With property prices remaining high in Australia through 2025, more Australians are pooling resources to get a foot on the ladder. One of the most popular—and misunderstood—ways to co-own property is through Tenancy in Common (TIC). But what does it actually mean, and how does it compare to other ownership structures?

What Is Tenancy in Common?

Tenancy in Common is a legal framework that allows two or more people to own a property together, but with each owner holding a separate, defined share. These shares don’t have to be equal—one person could own 60%, another 40%, or any other proportion agreed on. Unlike Joint Tenancy, there’s no ‘right of survivorship’: if one owner passes away, their share becomes part of their estate, to be distributed according to their will.

In 2025, TIC arrangements are increasingly popular among:

  • Friends or siblings buying an investment property together
  • Couples entering second marriages and wanting distinct ownership stakes
  • Parents helping children into the market but wanting to protect their share

This flexibility is a major drawcard, particularly in a market where pooling funds is often necessary to meet deposit and lending requirements.

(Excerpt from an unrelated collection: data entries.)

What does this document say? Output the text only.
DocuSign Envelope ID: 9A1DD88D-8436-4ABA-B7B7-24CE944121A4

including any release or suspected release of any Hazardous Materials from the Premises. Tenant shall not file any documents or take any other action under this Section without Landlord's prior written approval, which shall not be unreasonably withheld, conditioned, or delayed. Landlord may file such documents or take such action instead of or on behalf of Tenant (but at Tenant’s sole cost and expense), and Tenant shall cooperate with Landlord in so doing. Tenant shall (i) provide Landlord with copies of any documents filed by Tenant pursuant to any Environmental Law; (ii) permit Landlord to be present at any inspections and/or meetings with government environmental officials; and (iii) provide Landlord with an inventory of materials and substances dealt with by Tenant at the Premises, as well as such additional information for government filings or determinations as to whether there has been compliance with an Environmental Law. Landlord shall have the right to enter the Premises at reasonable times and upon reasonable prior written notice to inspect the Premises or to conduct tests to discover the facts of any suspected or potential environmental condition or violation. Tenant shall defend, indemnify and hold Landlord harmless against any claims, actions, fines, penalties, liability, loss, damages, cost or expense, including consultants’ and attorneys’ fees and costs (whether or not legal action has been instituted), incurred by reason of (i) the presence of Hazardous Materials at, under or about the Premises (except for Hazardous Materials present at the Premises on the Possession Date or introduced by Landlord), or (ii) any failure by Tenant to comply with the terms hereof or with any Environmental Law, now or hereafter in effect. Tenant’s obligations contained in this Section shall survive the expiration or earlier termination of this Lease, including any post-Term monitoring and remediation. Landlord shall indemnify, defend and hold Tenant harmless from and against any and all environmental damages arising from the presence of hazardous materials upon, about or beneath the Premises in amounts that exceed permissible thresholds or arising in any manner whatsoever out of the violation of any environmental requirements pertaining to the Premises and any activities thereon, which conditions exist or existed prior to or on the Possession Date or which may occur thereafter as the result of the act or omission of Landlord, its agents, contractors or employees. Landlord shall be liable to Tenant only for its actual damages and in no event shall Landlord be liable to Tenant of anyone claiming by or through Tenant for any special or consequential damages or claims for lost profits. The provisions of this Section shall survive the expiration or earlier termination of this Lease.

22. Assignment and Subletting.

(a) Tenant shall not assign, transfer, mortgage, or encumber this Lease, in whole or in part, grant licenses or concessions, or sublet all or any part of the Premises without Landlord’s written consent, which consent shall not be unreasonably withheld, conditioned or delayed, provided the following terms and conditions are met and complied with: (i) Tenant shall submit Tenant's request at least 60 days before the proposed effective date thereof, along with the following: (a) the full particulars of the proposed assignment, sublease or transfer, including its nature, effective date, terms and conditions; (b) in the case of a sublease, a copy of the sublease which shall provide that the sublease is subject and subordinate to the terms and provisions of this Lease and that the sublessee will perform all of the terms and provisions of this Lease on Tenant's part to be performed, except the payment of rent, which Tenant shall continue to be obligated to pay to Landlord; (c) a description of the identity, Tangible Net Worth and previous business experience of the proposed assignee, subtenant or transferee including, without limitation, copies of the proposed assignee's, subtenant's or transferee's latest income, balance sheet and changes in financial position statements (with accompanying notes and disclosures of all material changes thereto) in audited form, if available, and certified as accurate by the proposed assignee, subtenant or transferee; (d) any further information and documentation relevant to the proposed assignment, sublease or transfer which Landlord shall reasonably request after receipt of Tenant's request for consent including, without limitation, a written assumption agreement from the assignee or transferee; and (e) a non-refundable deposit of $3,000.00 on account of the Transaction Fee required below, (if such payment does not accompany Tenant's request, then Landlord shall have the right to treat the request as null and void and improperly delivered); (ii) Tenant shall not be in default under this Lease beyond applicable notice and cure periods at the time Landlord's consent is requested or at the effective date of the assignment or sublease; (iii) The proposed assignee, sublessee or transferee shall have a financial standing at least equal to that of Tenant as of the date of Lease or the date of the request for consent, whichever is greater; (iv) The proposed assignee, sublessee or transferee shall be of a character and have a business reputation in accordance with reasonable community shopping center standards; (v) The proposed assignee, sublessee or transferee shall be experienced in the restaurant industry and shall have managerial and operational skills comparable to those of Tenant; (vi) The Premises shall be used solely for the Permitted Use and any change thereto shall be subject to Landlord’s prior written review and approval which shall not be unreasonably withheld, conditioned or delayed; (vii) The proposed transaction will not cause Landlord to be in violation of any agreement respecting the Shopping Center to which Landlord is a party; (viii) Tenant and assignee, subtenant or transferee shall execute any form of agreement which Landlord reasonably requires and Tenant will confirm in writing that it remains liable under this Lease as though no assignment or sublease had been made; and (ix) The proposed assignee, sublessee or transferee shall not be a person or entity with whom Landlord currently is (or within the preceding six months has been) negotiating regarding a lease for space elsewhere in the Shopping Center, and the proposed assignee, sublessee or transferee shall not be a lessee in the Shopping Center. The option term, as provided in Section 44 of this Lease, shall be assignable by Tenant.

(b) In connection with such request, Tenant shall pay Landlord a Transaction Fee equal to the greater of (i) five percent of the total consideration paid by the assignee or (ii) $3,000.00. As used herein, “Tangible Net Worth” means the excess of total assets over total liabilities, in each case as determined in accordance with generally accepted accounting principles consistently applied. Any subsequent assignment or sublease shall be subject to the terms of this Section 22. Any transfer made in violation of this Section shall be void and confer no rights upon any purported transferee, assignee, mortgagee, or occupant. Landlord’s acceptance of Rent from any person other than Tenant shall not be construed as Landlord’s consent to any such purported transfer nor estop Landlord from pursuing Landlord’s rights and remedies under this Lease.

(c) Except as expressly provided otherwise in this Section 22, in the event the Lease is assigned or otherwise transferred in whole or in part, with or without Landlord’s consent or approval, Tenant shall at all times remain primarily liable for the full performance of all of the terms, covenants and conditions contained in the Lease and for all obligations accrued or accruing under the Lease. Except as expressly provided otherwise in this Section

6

How Tenancy in Common Works in Practice

Each TIC owner’s share is recorded on the property’s title. Here’s how it plays out in real life:

  • Customised ownership: Alice and Bob buy a house together. Alice puts in 70% of the deposit and wants her share to reflect that. With TIC, she can own 70% and Bob 30%.
  • Estate planning: If Alice passes away, her 70% share goes to her nominated beneficiaries—not automatically to Bob.
  • Flexible exit: Either party can sell their share (subject to any agreement between co-owners), allowing for more control over their investment.

In 2025, digital conveyancing platforms and legal templates have made it easier to set up clear co-ownership agreements, outlining how costs, responsibilities, and exit strategies will work. This is crucial, as the law doesn’t automatically resolve disputes about repairs, mortgage payments, or selling up.

Pros and Cons of Tenancy in Common

While TIC offers unique flexibility, it comes with its own set of advantages and potential pitfalls:

  • Pros:
    • Customisable ownership shares to reflect each party’s contribution
    • Each owner can bequeath their share to anyone in their will
    • Facilitates co-investment by friends, family, or business partners
    • Can help buyers access the market with smaller deposits and shared borrowing
  • Cons:
    • Potential for disputes if co-owners’ goals or financial situations change
    • May be harder to sell a share if the other owner(s) don’t want to buy you out
    • All owners are usually jointly responsible for the mortgage, even if ownership shares differ
    • Requires robust co-ownership agreements to avoid costly legal battles

Recent legal updates in 2025 have made it easier to document and enforce co-ownership agreements, but the onus is still on buyers to get things in writing up-front.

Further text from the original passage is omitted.